Raising taxes in a recession is not only an illogical idea, Keynes says government should run a deficit in recessions, but is a proven cause of the Depression. Roosevelt, as in so many other areas, followed Hoover’s lead.
In 1934, during the Roosevelt administration, the highest estate tax rate was raised to 60% from 45% and raised again to 70% in 1935. The highest gift tax rate was raised to 45% in 1934 from 33.5% in 1933 and raised again to 52.5% in 1935. The highest corporate tax rate was raised to 15% in 1936 with a surtax on undistributed profits up to 27%. In 1936 the highest personal income tax rate was raised yet again to 79% from 63%—a stifling 216% increase in four years. Finally, in 1937 a 1% employer and a 1% employee tax was placed on all wages up to $3,000.

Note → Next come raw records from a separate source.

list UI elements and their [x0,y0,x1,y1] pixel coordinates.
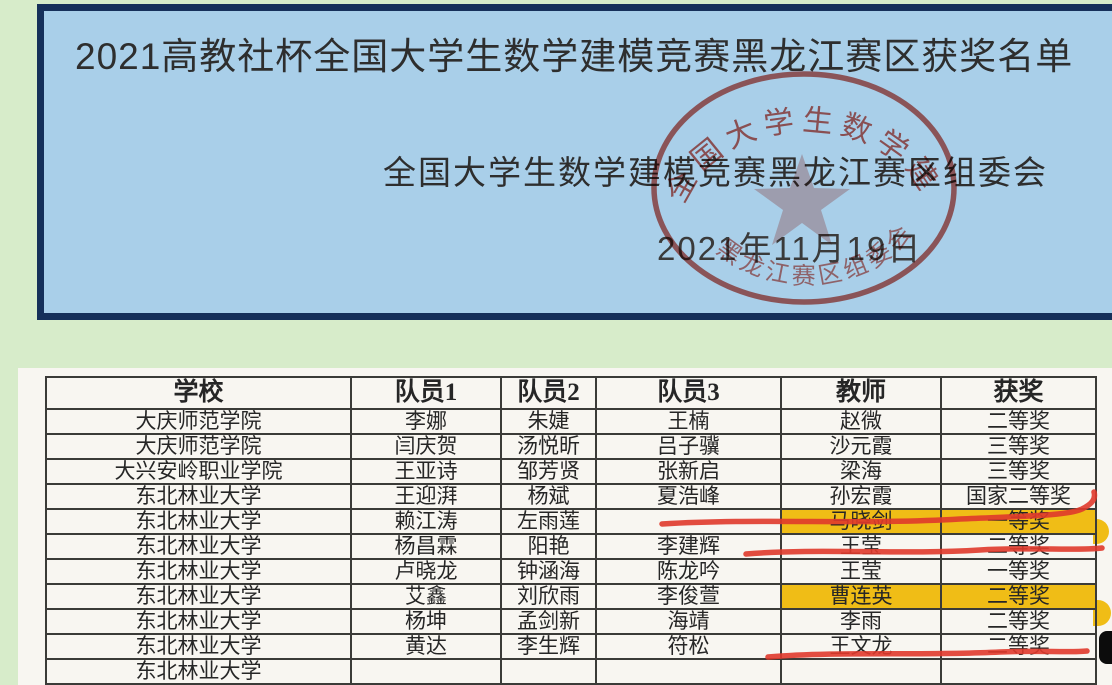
cell-member3: 王楠 [595,408,782,435]
table-header: 学校 队员1 队员2 队员3 教师 获奖 [45,376,1097,410]
cell-award: 一等奖 [940,558,1097,585]
table-row: 东北林业大学 黄达 李生辉 符松 王文龙 二等奖 [45,633,1097,660]
column-header: 学校 [45,376,352,410]
cell-school: 大庆师范学院 [45,433,352,460]
cell-award: 二等奖 [940,408,1097,435]
table-row: 东北林业大学 艾鑫 刘欣雨 李俊萱 曹连英 二等奖 [45,583,1097,610]
cell-school: 东北林业大学 [45,508,352,535]
column-header: 教师 [780,376,942,410]
cell-school: 东北林业大学 [45,658,352,685]
cell-member1: 王亚诗 [350,458,502,485]
cell-member2: 孟剑新 [500,608,597,635]
table-row: 东北林业大学 王迎湃 杨斌 夏浩峰 孙宏霞 国家二等奖 [45,483,1097,510]
cell-award: 一等奖 [940,508,1097,535]
organization-name: 全国大学生数学建模竞赛黑龙江赛区组委会 [383,154,1048,191]
cell-member1: 赖江涛 [350,508,502,535]
cell-school: 大兴安岭职业学院 [45,458,352,485]
cell-teacher: 曹连英 [780,583,942,610]
cell-member3 [595,658,782,685]
cell-teacher: 沙元霞 [780,433,942,460]
cell-member3: 李建辉 [595,533,782,560]
cell-member2: 李生辉 [500,633,597,660]
cell-member2: 汤悦昕 [500,433,597,460]
cell-member3: 李俊萱 [595,583,782,610]
cell-member1: 王迎湃 [350,483,502,510]
table-row: 东北林业大学 [45,658,1097,685]
cell-award: 二等奖 [940,583,1097,610]
cell-award [940,658,1097,685]
cell-member2 [500,658,597,685]
cell-member3: 海靖 [595,608,782,635]
cell-award: 二等奖 [940,633,1097,660]
cell-school: 东北林业大学 [45,558,352,585]
table-row: 大兴安岭职业学院 王亚诗 邹芳贤 张新启 梁海 三等奖 [45,458,1097,485]
cell-teacher: 梁海 [780,458,942,485]
cell-teacher: 马晓剑 [780,508,942,535]
document-date: 2021年11月19日 [657,230,923,267]
cell-member1: 闫庆贺 [350,433,502,460]
column-header: 队员2 [500,376,597,410]
cell-member3: 符松 [595,633,782,660]
cell-school: 东北林业大学 [45,533,352,560]
table-row: 东北林业大学 杨昌霖 阳艳 李建辉 王莹 二等奖 [45,533,1097,560]
cell-member2: 朱婕 [500,408,597,435]
cell-teacher: 王文龙 [780,633,942,660]
cell-teacher: 孙宏霞 [780,483,942,510]
cell-teacher: 李雨 [780,608,942,635]
cell-school: 东北林业大学 [45,583,352,610]
table-row: 东北林业大学 杨坤 孟剑新 海靖 李雨 二等奖 [45,608,1097,635]
column-header: 获奖 [940,376,1097,410]
cell-member1: 李娜 [350,408,502,435]
cell-member2: 杨斌 [500,483,597,510]
cell-member3 [595,508,782,535]
cell-member3: 陈龙吟 [595,558,782,585]
highlight-marker-cap [1093,600,1111,626]
cell-award: 二等奖 [940,533,1097,560]
cell-member3: 夏浩峰 [595,483,782,510]
cell-member1: 卢晓龙 [350,558,502,585]
table-row: 大庆师范学院 闫庆贺 汤悦昕 吕子骥 沙元霞 三等奖 [45,433,1097,460]
cell-member1: 杨坤 [350,608,502,635]
table-body: 大庆师范学院 李娜 朱婕 王楠 赵微 二等奖 大庆师范学院 闫庆贺 汤悦昕 吕子骥 沙元霞 三等奖 大兴… [45,408,1097,685]
black-edge-tab [1099,631,1112,664]
table-header-row: 学校 队员1 队员2 队员3 教师 获奖 [45,376,1097,410]
cell-member1: 杨昌霖 [350,533,502,560]
cell-member3: 张新启 [595,458,782,485]
cell-teacher: 王莹 [780,533,942,560]
cell-member2: 阳艳 [500,533,597,560]
cell-teacher: 赵微 [780,408,942,435]
cell-member2: 刘欣雨 [500,583,597,610]
cell-school: 东北林业大学 [45,633,352,660]
cell-member1 [350,658,502,685]
cell-award: 二等奖 [940,608,1097,635]
cell-teacher: 王莹 [780,558,942,585]
cell-school: 东北林业大学 [45,608,352,635]
cell-school: 大庆师范学院 [45,408,352,435]
cell-member1: 黄达 [350,633,502,660]
cell-member2: 钟涵海 [500,558,597,585]
table-row: 东北林业大学 赖江涛 左雨莲 马晓剑 一等奖 [45,508,1097,535]
cell-member1: 艾鑫 [350,583,502,610]
award-table: 学校 队员1 队员2 队员3 教师 获奖 大庆师范学院 李娜 朱婕 王楠 赵微 二等奖 大庆师范学院闫… [45,376,1097,685]
cell-school: 东北林业大学 [45,483,352,510]
cell-teacher [780,658,942,685]
cell-award: 三等奖 [940,433,1097,460]
cell-award: 三等奖 [940,458,1097,485]
table-row: 大庆师范学院 李娜 朱婕 王楠 赵微 二等奖 [45,408,1097,435]
cell-member2: 左雨莲 [500,508,597,535]
column-header: 队员3 [595,376,782,410]
cell-award: 国家二等奖 [940,483,1097,510]
table-row: 东北林业大学 卢晓龙 钟涵海 陈龙吟 王莹 一等奖 [45,558,1097,585]
cell-member3: 吕子骥 [595,433,782,460]
cell-member2: 邹芳贤 [500,458,597,485]
document-title: 2021高教社杯全国大学生数学建模竞赛黑龙江赛区获奖名单 [75,36,1074,77]
column-header: 队员1 [350,376,502,410]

It has been written that Roosevelt took great delight in those high tax rates on his fellow members of the inherited wealth class. He was widely hated in return but the hate seems to have gone both ways.
The states also made their contribution to the collapse.
In 1929, state and local taxes were 7.2% of GDP and then rose to 8.5%, 9.7% and 12.3% for the years 1930, ’31 and ’32 respectively.
If there were one warning I’d give to all who will listen, it is that U.S. federal and state tax policies are on an economic crash trajectory today just as they were in the 1930s. Net legislated state-tax increases as a percentage of previous year tax receipts are at 3.1%, their highest level since 1991; the Bush tax cuts are set to expire in 2011; and additional taxes to pay for health-care and the proposed cap-and-trade scheme are on the horizon.
I believe that the only way this warning will be heard is if the Republicans take Congress next year. Hopefully, they have learned their lesson from the early years of this decade.